During those early eighties, a few of the area’s Turkish influentials often sent me lengthy packages of propaganda material to submit to my employer at the time, WCVB-TV. The aim was to make sure that nothing outside the official Turkish narrative (which referred to the events of 1915 as the “so-called genocide”) would be exposed to Western media. This was also the time when the program I worked on, the news magazine Chronicle, was producing stories about the richness of Boston’s ethnic makeup. But there was no profile on the relatively small Turkish community, and when it was time to air the Chronicle program on Armenians, I simply skipped work—the first and last time ever in my life. I simply wasn’t ready to hear the “G” word repeated over the airwaves, and I knew it most certainly would be used…that infamous, scary, to-be-avoided-at-all-costs word, genocide. The reasoning was quite simple if you happened to be raised in Turkey. Like most other Turkish people of my generation, my knowledge about Armenians was limited to what I had studied in history classes: that the Armenians had sided with the enemy during the waning days of the Ottoman Empire, and for that they were forever marked as traitors, for Turkey and the Turks.

Over the next two decades following the Gündüz assassination, I simply shunned the subject of the Armenian Genocide because it was too uncomfortable, too painful, and too difficult to deal with. In fact, when I attended a mid-career master’s degree program at the Fletcher School of Law & Diplomacy, I wrote my thesis on the rights of Turkey’s Kurds, bypassing the subject of the Armenians. I was passionately involved in the rights of the Kurds of Turkey, but I stayed away from anything related to the Armenians. So through those twenty years, I raised two children, instilling in them my own values of equal rights and social justice, but with one exception: I did not speak about the Armenians or the reason that I had stopped going into Watertown (the second-largest Armenian-populated area in the United States) after the passing of Orhan Gündüz, who my children had never met.

Then came the summer of 2006, when I received an invitation to work on an Armenian-Turkish dialogue project partly affiliated with Harvard University. As I immersed myself in new knowledge (for example, the history of the Ottoman Armenians, missing from all the school textbooks I read as a child) and new friends (for example, Armenian Americans with whom I’d been living parallel lives, while never exchanging a word), I heard the news of an assassination. Hrant Dink, a Turkish Armenian newspaper editor, was gunned down in front of his office in Istanbul by a sixteen-year-old Turkish nationalist. I did not know much about Dink at the time. I knew only that he was the founder of Agos, the first community newspaper in Turkey printed in both Armenian and Turkish…that he had opened the eyes of his traditionally quiet and passive Armenian community, encouraging both Armenians and Turks to speak openly about their ethnic identities and their family histories…that countless people in Turkey had discovered their lost Armenian ancestry through his help and support.
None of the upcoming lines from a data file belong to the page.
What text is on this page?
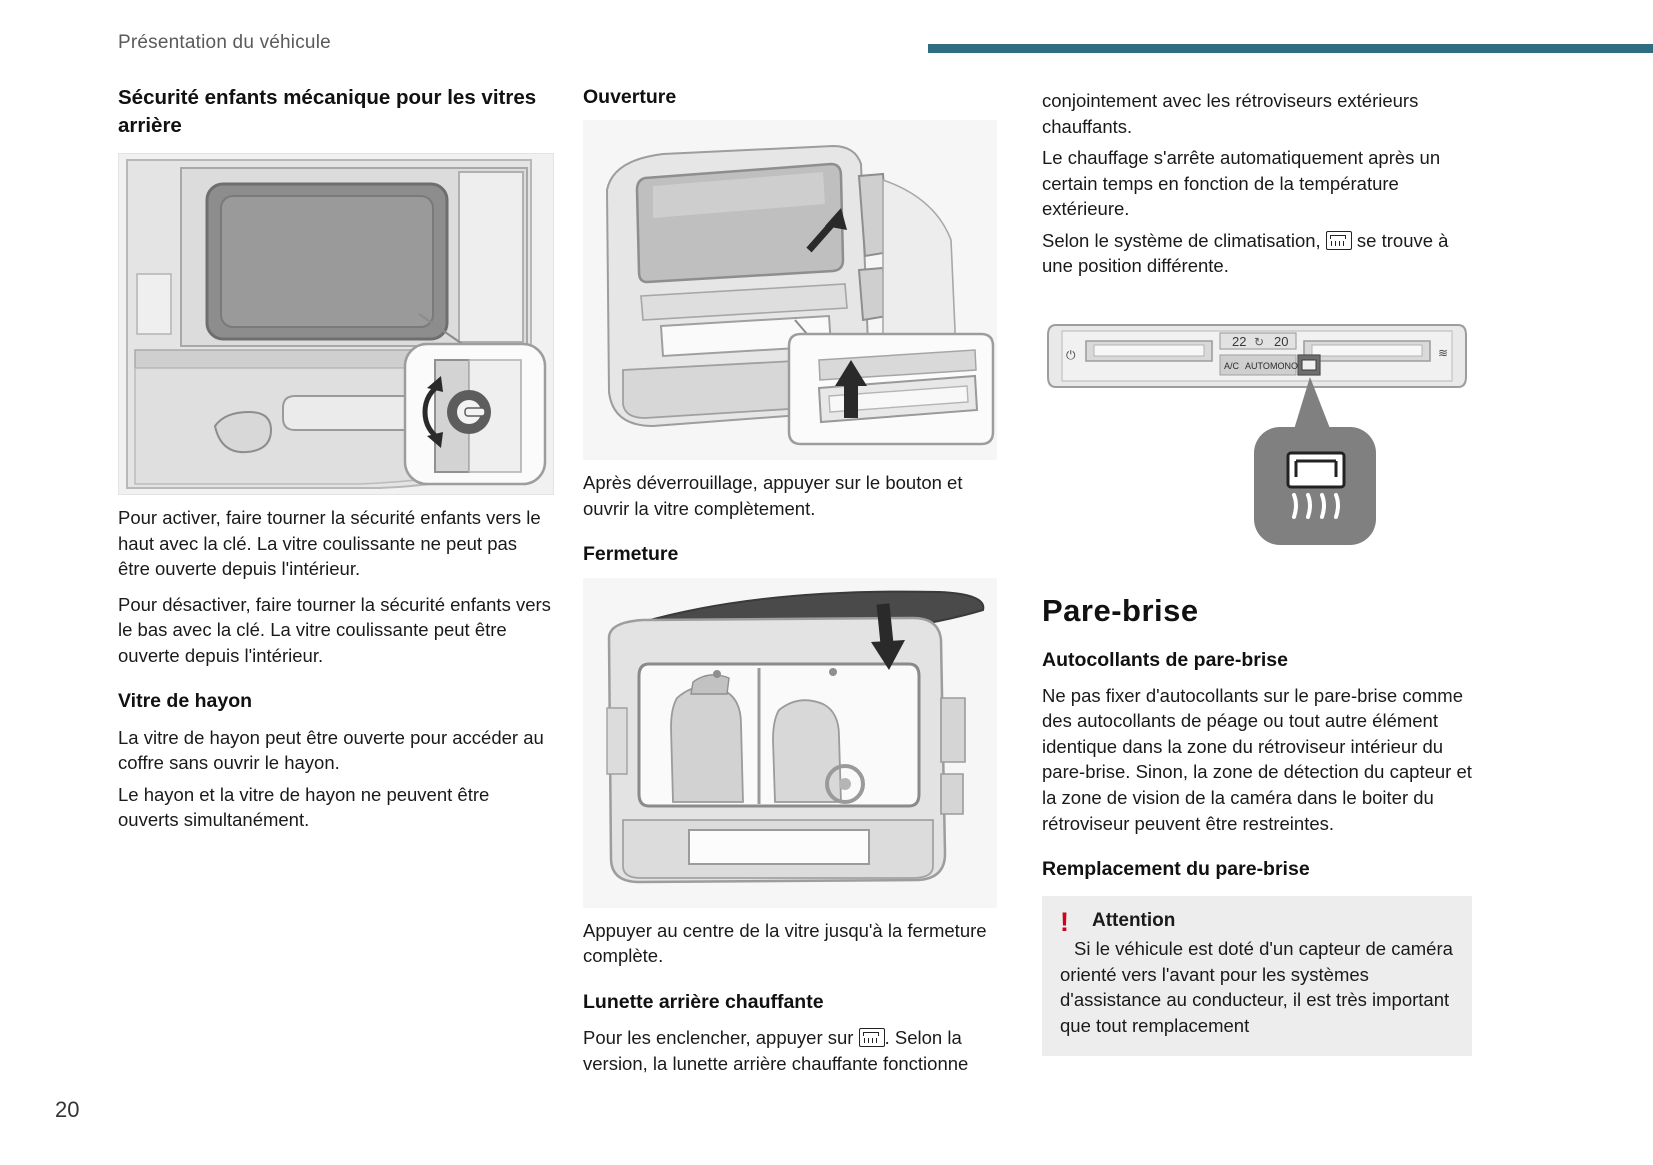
Présentation du véhicule
Sécurité enfants mécanique pour les vitres arrière

Pour activer, faire tourner la sécurité enfants vers le haut avec la clé. La vitre coulissante ne peut pas être ouverte depuis l'intérieur.

Pour désactiver, faire tourner la sécurité enfants vers le bas avec la clé. La vitre coulissante peut être ouverte depuis l'intérieur.

Vitre de hayon

La vitre de hayon peut être ouverte pour accéder au coffre sans ouvrir le hayon.

Le hayon et la vitre de hayon ne peuvent être ouverts simultanément.

Ouverture

Après déverrouillage, appuyer sur le bouton et ouvrir la vitre complètement.

Fermeture

Appuyer au centre de la vitre jusqu'à la fermeture complète.

Lunette arrière chauffante

Pour les enclencher, appuyer sur . Selon la version, la lunette arrière chauffante fonctionne

conjointement avec les rétroviseurs extérieurs chauffants.

Le chauffage s'arrête automatiquement après un certain temps en fonction de la température extérieure.

Selon le système de climatisation,  se trouve à une position différente.

22 20
↻
A/C AUTO MONO
⏻	≋
Pare-brise
Autocollants de pare-brise

Ne pas fixer d'autocollants sur le pare-brise comme des autocollants de péage ou tout autre élément identique dans la zone du rétroviseur intérieur du pare-brise. Sinon, la zone de détection du capteur et la zone de vision de la caméra dans le boiter du rétroviseur peuvent être restreintes.

Remplacement du pare-brise
! Attention

Si le véhicule est doté d'un capteur de caméra orienté vers l'avant pour les systèmes d'assistance au conducteur, il est très important que tout remplacement

20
But I didn’t know all of this that fateful morning when I turned on the morning news. When I heard Dink had been killed, there was only one thing I knew with absolute certainty: something horrible and despicable had happened, and it was unacceptable. The date was January 19, 2007, twenty-five years after I had buried the subject of the Armenian Genocide.

So for the next five years, I followed a long and winding road of learning, reading, and thinking; of hearing from a variety of people, locally and internationally, in person, over the airwaves, and on the Internet. I attended workshops, participated in events, and watched countless videos and films on the subject of the Armenian Genocide and its aftermath. But most important, I spoke with myriad Armenians, from a variety of backgrounds and affiliations: overachieving twenty-somethings, hard-working midlifers, and a few elderly gems like Areka Der Kazarian from Watertown, who will be turning 100 very soon. Over many a coffee and tea meeting, I became friends with Harry Parsekian, whose ancestors came from the province of Gesaria (Kayseri in Turkish), and who, in his effort to bring more and more Armenians and Turks together across the Atlantic, has made frequent trips to Turkey over the past few years; I met playwright Joyce van Dyke, who was encouraged to write a beautiful play based on the story of her grandmother Elmas, a genocide survivor from the village of Mezireh (a village in the province of Elazığ in Turkey); and I watched and reviewed the videos produced by Roger Hagopian, a rug specialist from Lexington, Massachusetts, who never misses an opportunity to remind me of the Turkish mayor of Marash (where his grandparents were born), who saved the lives of many Armenians during the nightmare of 1915. I listened to countless stories of loss, both physical and emotional, from my newly found Armenian friends, and I observed the goodwill gestures of Armenians who overcame their initial fear by making the decision to visit their ancestral homes in today’s Turkey. As I became acquainted with the names of former Armenian villages and understood why every Armenian I met would mention the name of a village I knew only by its Turkish name, I was saddened—but mostly enraged—by the lack of information, and by the taboo-promoting silence I had experienced growing up in Turkey.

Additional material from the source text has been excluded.